It is not uncommon for companies launching new products or entering new territories to sell below production cost in an attempt to penetrate the market.
Notwithstanding the commercial ramifications of such pricing, in the light of a recent Supreme Court ruling in the case of CCE, Mumbai vs. Fiat India Pvt Ltd, such special pricing could also entail additional excise duty cost.
Fiat India manufactured Uno cars using CKD/ SKD (completely/ semi knocked down) kits, which were sold to distributors below production cost. Excise duty was paid on the sale price charged from the distributors. During most of the relevant period, excise duty was applicable on the normal price — that is, the price at which the goods were ordinarily sold in the course of wholesale trade to independent buyers, with price as the sole consideration for sale.
From April 2000, the law was amended to levy excise duty on the ‘transaction value’ — that is, the price at which the goods are sold to independent buyers, with price as the sole consideration for sale.
The authorities contended that the price at which cars were sold in the market could not be considered the ‘normal price’, and price is not the ‘sole consideration’.
The matter went up to the Supreme Court, which finally concluded that the price charged by Fiat was not normal, and its intent to penetrate the market constituted ‘extra-commercial consideration’. Accordingly, the Apex Court restored the original order, which seeks to levy excise duty on the basis of cost of production plus a notional mark-up.

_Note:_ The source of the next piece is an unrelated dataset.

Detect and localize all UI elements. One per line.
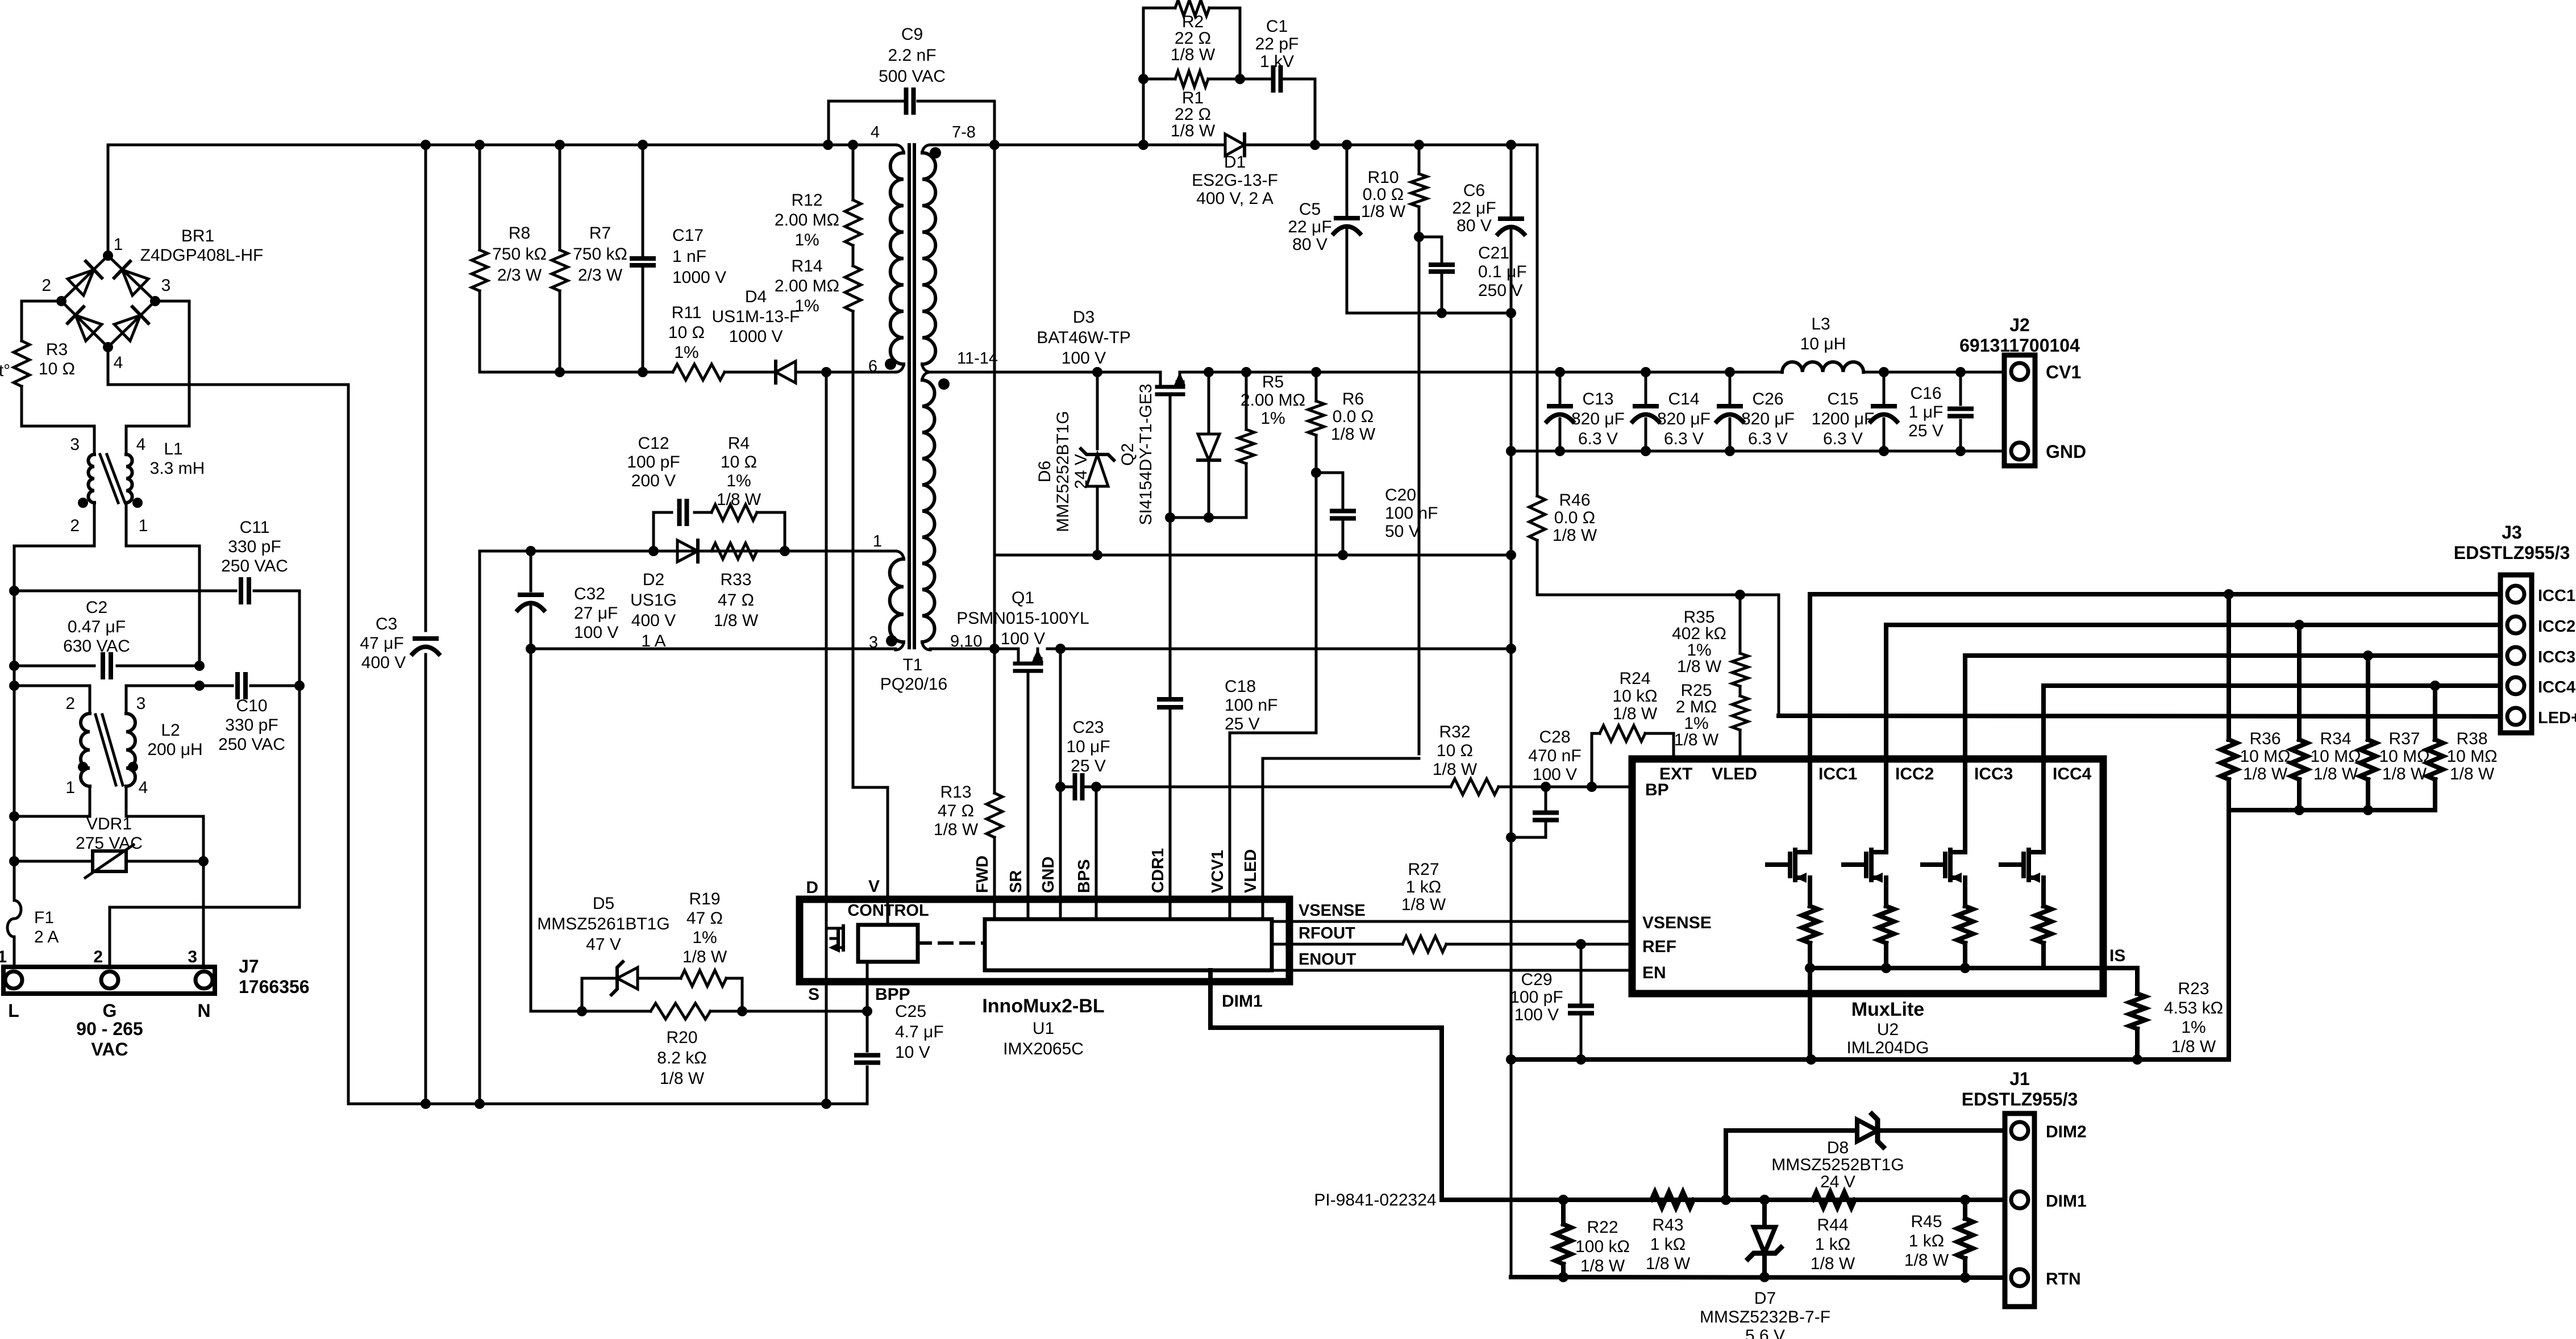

Further, it held that even under the current ‘transaction value’ regime, such a price cannot be accepted, as price is not the ‘sole consideration’.

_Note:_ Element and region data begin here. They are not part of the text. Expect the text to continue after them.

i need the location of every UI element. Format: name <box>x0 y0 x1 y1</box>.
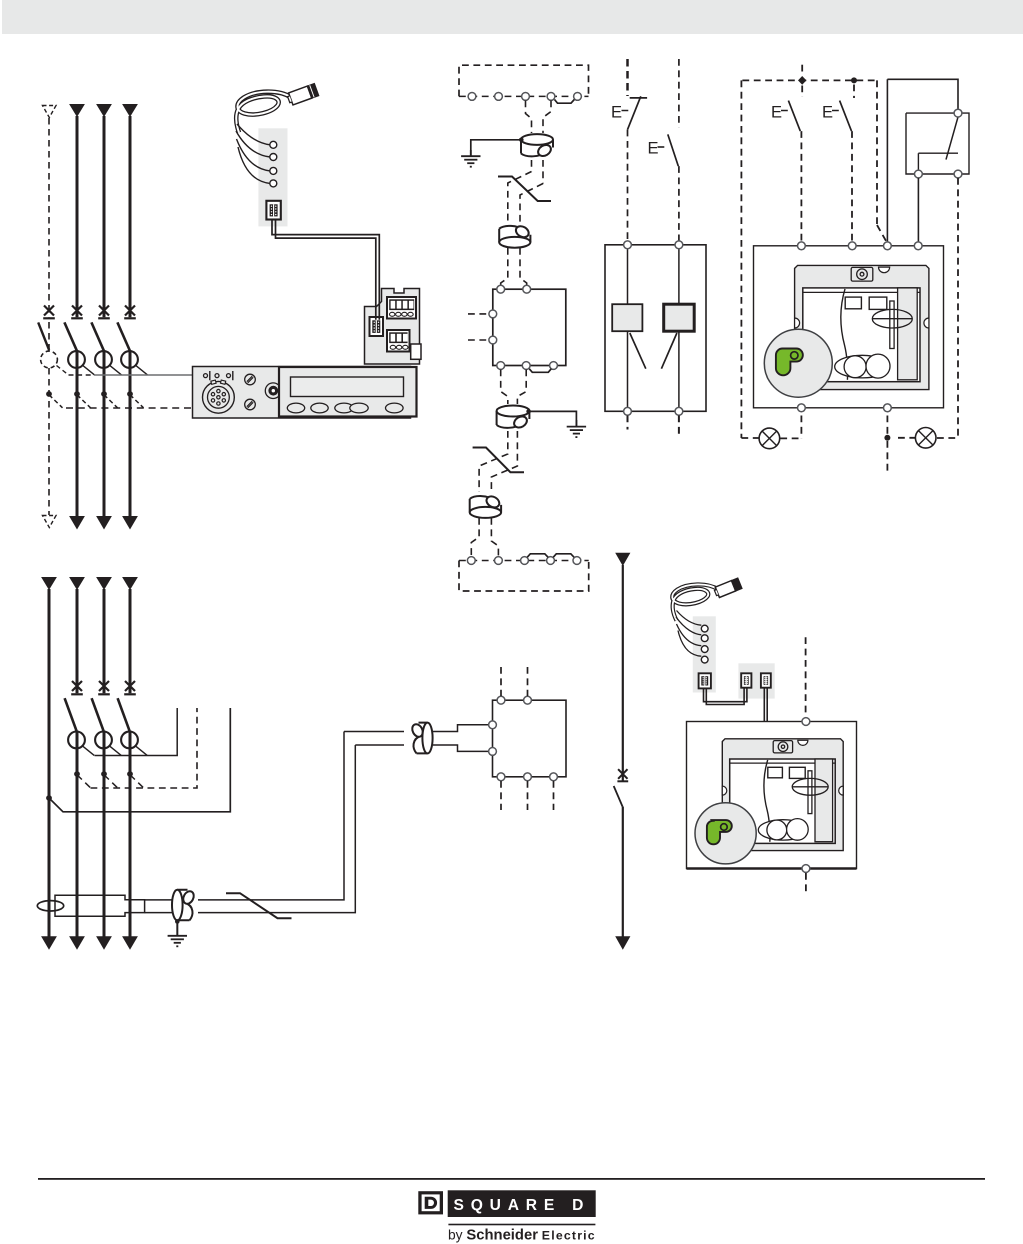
svg-text:E: E <box>771 104 782 122</box>
svg-text:E: E <box>648 140 659 158</box>
svg-text:SQUARE D: SQUARE D <box>454 1197 591 1214</box>
svg-text:E: E <box>611 104 622 122</box>
svg-text:E: E <box>822 104 833 122</box>
svg-text:by Schneider Electric: by Schneider Electric <box>448 1228 596 1244</box>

The unexpected verdict has surprised industry, which was so far under the belief that authorities could not challenge the sale price for levy of duty so long as the transaction is between independent parties.

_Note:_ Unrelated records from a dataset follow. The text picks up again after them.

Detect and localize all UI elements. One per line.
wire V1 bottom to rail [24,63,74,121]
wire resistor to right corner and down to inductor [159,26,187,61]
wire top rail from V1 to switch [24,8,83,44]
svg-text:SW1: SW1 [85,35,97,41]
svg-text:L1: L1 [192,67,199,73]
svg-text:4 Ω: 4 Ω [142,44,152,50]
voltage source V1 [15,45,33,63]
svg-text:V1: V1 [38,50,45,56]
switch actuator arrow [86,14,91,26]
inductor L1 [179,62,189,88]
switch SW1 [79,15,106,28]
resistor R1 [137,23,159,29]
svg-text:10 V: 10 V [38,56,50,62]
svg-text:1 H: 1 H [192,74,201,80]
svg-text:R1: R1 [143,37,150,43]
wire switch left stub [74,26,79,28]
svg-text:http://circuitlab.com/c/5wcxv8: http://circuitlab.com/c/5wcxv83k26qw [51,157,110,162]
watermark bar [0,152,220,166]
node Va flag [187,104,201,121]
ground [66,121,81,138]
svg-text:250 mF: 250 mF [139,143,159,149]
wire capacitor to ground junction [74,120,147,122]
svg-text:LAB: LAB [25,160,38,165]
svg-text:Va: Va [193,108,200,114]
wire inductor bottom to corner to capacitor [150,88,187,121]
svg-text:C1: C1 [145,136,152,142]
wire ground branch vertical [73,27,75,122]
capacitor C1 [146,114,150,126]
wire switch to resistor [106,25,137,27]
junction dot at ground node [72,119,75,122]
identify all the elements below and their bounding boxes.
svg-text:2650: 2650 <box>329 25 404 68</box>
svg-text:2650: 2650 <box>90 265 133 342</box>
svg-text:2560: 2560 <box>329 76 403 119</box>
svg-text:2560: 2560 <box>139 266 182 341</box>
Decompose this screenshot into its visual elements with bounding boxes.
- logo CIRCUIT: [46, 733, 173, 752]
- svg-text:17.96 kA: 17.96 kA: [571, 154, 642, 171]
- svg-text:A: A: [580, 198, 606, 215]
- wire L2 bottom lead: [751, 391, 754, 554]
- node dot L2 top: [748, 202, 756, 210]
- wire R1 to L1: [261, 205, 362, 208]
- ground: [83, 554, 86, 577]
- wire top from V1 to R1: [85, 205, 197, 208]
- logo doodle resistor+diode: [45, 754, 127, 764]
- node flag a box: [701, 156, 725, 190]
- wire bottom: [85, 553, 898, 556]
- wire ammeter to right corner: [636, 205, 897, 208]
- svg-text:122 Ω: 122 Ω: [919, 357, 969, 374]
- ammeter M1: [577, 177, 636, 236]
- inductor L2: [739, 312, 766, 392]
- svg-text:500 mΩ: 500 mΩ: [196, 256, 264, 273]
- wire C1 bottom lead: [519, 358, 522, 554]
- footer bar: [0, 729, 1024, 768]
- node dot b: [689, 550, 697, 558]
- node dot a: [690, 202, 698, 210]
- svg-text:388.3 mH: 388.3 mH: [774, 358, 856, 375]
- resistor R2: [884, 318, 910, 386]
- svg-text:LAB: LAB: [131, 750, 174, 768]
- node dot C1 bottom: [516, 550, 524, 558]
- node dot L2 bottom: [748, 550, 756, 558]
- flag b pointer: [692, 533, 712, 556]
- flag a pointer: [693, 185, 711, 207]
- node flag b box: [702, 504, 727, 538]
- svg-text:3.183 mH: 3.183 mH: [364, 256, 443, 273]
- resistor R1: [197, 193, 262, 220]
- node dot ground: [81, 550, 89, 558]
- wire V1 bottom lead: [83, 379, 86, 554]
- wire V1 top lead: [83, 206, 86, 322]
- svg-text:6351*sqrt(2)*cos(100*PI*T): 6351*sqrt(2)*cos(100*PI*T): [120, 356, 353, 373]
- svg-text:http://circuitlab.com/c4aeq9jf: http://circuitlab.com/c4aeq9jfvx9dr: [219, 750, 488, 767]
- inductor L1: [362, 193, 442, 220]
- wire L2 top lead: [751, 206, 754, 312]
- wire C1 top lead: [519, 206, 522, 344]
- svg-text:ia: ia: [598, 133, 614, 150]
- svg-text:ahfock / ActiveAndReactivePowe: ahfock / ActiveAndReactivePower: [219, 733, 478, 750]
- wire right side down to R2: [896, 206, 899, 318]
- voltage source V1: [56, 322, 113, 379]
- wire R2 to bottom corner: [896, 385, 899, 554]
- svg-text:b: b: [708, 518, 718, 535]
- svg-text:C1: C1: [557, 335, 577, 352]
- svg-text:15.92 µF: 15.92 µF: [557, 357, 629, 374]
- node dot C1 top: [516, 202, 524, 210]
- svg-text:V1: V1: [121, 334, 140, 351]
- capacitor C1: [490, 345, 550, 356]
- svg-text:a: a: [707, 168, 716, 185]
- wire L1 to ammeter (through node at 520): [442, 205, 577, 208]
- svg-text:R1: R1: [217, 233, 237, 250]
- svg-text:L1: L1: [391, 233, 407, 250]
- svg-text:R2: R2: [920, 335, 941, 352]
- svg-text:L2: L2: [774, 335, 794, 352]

Although the ruling is in the context of automobiles, it would be relevant for all industries engaged in manufacturing products that attract excise duty on ‘transaction value’. These include pharmaceuticals, petroleum, chemicals, confectionary and others.
Also, given the similarity in valuation provisions under excise and customs, it wouldn’t be surprising if customs authorities too start questioning the import price if they have reason to believe it is less than the cost of production.
The Supreme Court’s decision leaves many questions unanswered. Isn’t excise duty, like all indirect taxes, a tax on consumption, which should apply on the price recovered from the customer?
Would this not give sweeping powers to excise authorities to question the valuation mechanism adopted by manufacturers? Now, excise authorities would be well within their rights to verify the cost records for any product, to ascertain whether it has been sold below cost of production. This exercise may well be undertaken for past years, and companies may receive demands for the differential duty.
Also, the entire mechanism would introduce subjectivity to the valuation process. So, for instance, what would stop authorities from questioning the percentage of profit on a particular product vis-à-vis the industry benchmark, or the profit made by the same manufacturer on other products?
Given the wide ramifications of this decision, one would expect the Government to find a way of offering relief to the industry. It certainly seems a fit case for a retrospective change in legislation to ensure that so long as dealings are between independent parties, the sale price would not be questioned.
Industry will be keenly monitoring developments in this regard.